Though raised in an Orthodox home and ordained as a rabbi, Philip Berg had grown disillusioned with Judaism by his mid-30s and had largely set it aside to make a very good living selling life insurance. But on a trip to Israel in 1964, Berg encountered Yehuda Brandwein, an aging rabbi considered the leading scholar of an esoteric strain of Jewish mysticism known as Kaballah. “He was, as I came to learn, uniquely gifted in his ability to draw back those who had become alienated,” Berg later wrote.
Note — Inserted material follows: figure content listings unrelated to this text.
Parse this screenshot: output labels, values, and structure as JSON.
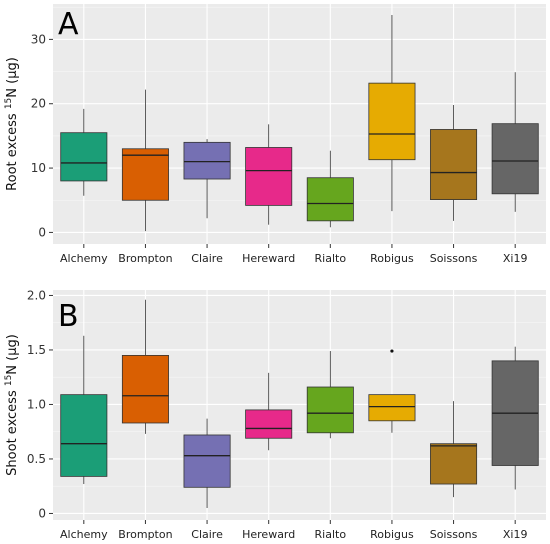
{
  "chart_data": [
    {
      "type": "box",
      "panel_label": "A",
      "ylabel": "Root excess",
      "ylabel_isotope": "15",
      "ylabel_suffix": "N (µg)",
      "categories": [
        "Alchemy",
        "Brompton",
        "Claire",
        "Hereward",
        "Rialto",
        "Robigus",
        "Soissons",
        "Xi19"
      ],
      "colors": [
        "#1b9e77",
        "#d95f02",
        "#7570b3",
        "#e7298a",
        "#66a61e",
        "#e6ab02",
        "#a6761d",
        "#666666"
      ],
      "boxes": [
        {
          "min": 5.7,
          "q1": 8.0,
          "median": 10.8,
          "q3": 15.5,
          "max": 19.2,
          "outliers": []
        },
        {
          "min": 0.2,
          "q1": 5.0,
          "median": 12.0,
          "q3": 13.0,
          "max": 22.2,
          "outliers": []
        },
        {
          "min": 2.2,
          "q1": 8.3,
          "median": 11.0,
          "q3": 14.0,
          "max": 14.5,
          "outliers": []
        },
        {
          "min": 1.2,
          "q1": 4.2,
          "median": 9.6,
          "q3": 13.2,
          "max": 16.8,
          "outliers": []
        },
        {
          "min": 0.8,
          "q1": 1.8,
          "median": 4.5,
          "q3": 8.5,
          "max": 12.7,
          "outliers": []
        },
        {
          "min": 3.3,
          "q1": 11.3,
          "median": 15.3,
          "q3": 23.2,
          "max": 33.8,
          "outliers": []
        },
        {
          "min": 1.8,
          "q1": 5.1,
          "median": 9.3,
          "q3": 16.0,
          "max": 19.8,
          "outliers": []
        },
        {
          "min": 3.2,
          "q1": 6.0,
          "median": 11.1,
          "q3": 16.9,
          "max": 24.9,
          "outliers": []
        }
      ],
      "yticks": [
        0,
        10,
        20,
        30
      ],
      "ylim": [
        -1.8,
        35.5
      ],
      "grid": true
    },
    {
      "type": "box",
      "panel_label": "B",
      "ylabel": "Shoot excess",
      "ylabel_isotope": "15",
      "ylabel_suffix": "N (µg)",
      "categories": [
        "Alchemy",
        "Brompton",
        "Claire",
        "Hereward",
        "Rialto",
        "Robigus",
        "Soissons",
        "Xi19"
      ],
      "colors": [
        "#1b9e77",
        "#d95f02",
        "#7570b3",
        "#e7298a",
        "#66a61e",
        "#e6ab02",
        "#a6761d",
        "#666666"
      ],
      "boxes": [
        {
          "min": 0.27,
          "q1": 0.34,
          "median": 0.64,
          "q3": 1.09,
          "max": 1.63,
          "outliers": []
        },
        {
          "min": 0.73,
          "q1": 0.83,
          "median": 1.08,
          "q3": 1.45,
          "max": 1.96,
          "outliers": []
        },
        {
          "min": 0.05,
          "q1": 0.24,
          "median": 0.53,
          "q3": 0.72,
          "max": 0.87,
          "outliers": []
        },
        {
          "min": 0.58,
          "q1": 0.69,
          "median": 0.78,
          "q3": 0.95,
          "max": 1.29,
          "outliers": []
        },
        {
          "min": 0.69,
          "q1": 0.74,
          "median": 0.92,
          "q3": 1.16,
          "max": 1.49,
          "outliers": []
        },
        {
          "min": 0.74,
          "q1": 0.85,
          "median": 0.98,
          "q3": 1.09,
          "max": 1.09,
          "outliers": [
            1.49
          ]
        },
        {
          "min": 0.15,
          "q1": 0.27,
          "median": 0.62,
          "q3": 0.64,
          "max": 1.03,
          "outliers": []
        },
        {
          "min": 0.22,
          "q1": 0.44,
          "median": 0.92,
          "q3": 1.4,
          "max": 1.53,
          "outliers": []
        }
      ],
      "yticks": [
        0,
        0.5,
        1.0,
        1.5,
        2.0
      ],
      "ytick_labels": [
        "0",
        "0.5",
        "1.0",
        "1.5",
        "2.0"
      ],
      "ylim": [
        -0.06,
        2.05
      ],
      "grid": true
    }
  ]
}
Thanks to that meeting, “neither Berg nor Kaballah would ever be the same,” said the Los Angeles Times. Berg started promoting the discipline in his Brooklyn insurance office before divorcing his wife and marrying Karen Mulnick, “his secular, street-smart former secretary.” She pushed him to teach non-Jews, and the Bergs eventually set up branches throughout the world. “Many followers treated the couple like deities, vying to eat Philip’s table scraps and addressing Karen in the third person.”
Berg’s Kaballah Centre in Los Angeles would eventually become “a magnet for celebrities” such as Madonna, Gwyneth Paltrow, Ashton Kutcher, Elizabeth Taylor, Britney Spears, and Demi Moore, said The Jerusalem Post. But Orthodox critics accused Berg of demeaning the Kaballah—a quest for hidden lessons in the Torah that had for centuries been the exclusive province of the most experienced and rigorously trained rabbis—and turning it into “a form of new-age lifestyle.” Berg’s Kaballah Centre and its satellites earned hundreds of millions of dollars, drawing an investigation—but no charges—from the Internal Revenue Service and prosecutors.